Yes this is another important difference between human auditory perception and classical signal processing algorithms. Typically when processing audio we take a Fourier transform and then throw away the phase information. Mostly the amplitude information is all you need to understand a sound, but the ear actually is capable of picking up phase information.

(I thought this was discussed at some point in Lyon's book but it's admittedly been many years since I read it, so I can't remember for sure.)

What does that mean, though? If you invert the sign of a waveform it sounds the same, so if it's not picking that up, what phase and relative to what does it pick up?

This doesn't directly answer your questions, but I can share one example where our sensitivity to phase information becomes apparent: when you play the sound of a pair of hands clapping. It's a great test case for hearing when a set of speakers has phase alignment problems, which is underappreciated as a metric for speaker systems. (It's rare even for experts to put a lot of effort into uniform phase response when designing speakers. It's one of the hardest things to manage. Frequency response, harmonic distortion levels, dispersion and even aesthetics usually take priority.)

Likewise, if you mess with the phase alignment of different frequencies in a hand clap sample and play it through an otherwise phase-coherent source like ear buds or headphones, the misalignment is really obvious.

The relative phase between the different frequencies. You're correct that the ear can't pick up a global phase change.
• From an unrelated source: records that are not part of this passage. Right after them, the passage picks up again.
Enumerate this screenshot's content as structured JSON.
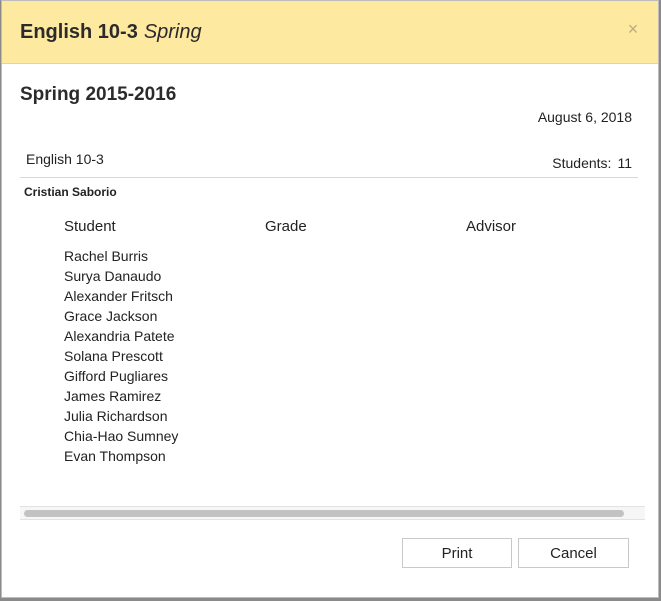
{
  "header": {
    "course": "English 10-3",
    "term": "Spring",
    "close_label": "×"
  },
  "report": {
    "term_title": "Spring 2015-2016",
    "date": "August 6, 2018",
    "course_name": "English 10-3",
    "students_label": "Students:",
    "students_count": "11",
    "teacher": "Cristian Saborio"
  },
  "table": {
    "columns": [
      "Student",
      "Grade",
      "Advisor"
    ],
    "students": [
      "Rachel Burris",
      "Surya Danaudo",
      "Alexander Fritsch",
      "Grace Jackson",
      "Alexandria Patete",
      "Solana Prescott",
      "Gifford Pugliares",
      "James Ramirez",
      "Julia Richardson",
      "Chia-Hao Sumney",
      "Evan Thompson"
    ]
  },
  "footer": {
    "print_label": "Print",
    "cancel_label": "Cancel"
  }
}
As an extreme example, consider a delta function: there is silence, then a brief spike, and then silence again. If you're just looking at the amplitudes of the various frequency components of this signal it is indistinguishable from white noise. The only thing that makes this signal look (and sound) different from white noise is the relative phase between the different frequency components. The ear's ability to detect these phase synchronicities helps it to pick out "peakiness" in waveforms more easily. (This is, in turn, important for understanding consonants in speech, which is extremely important for intelligibility, particularly in noisy environments.)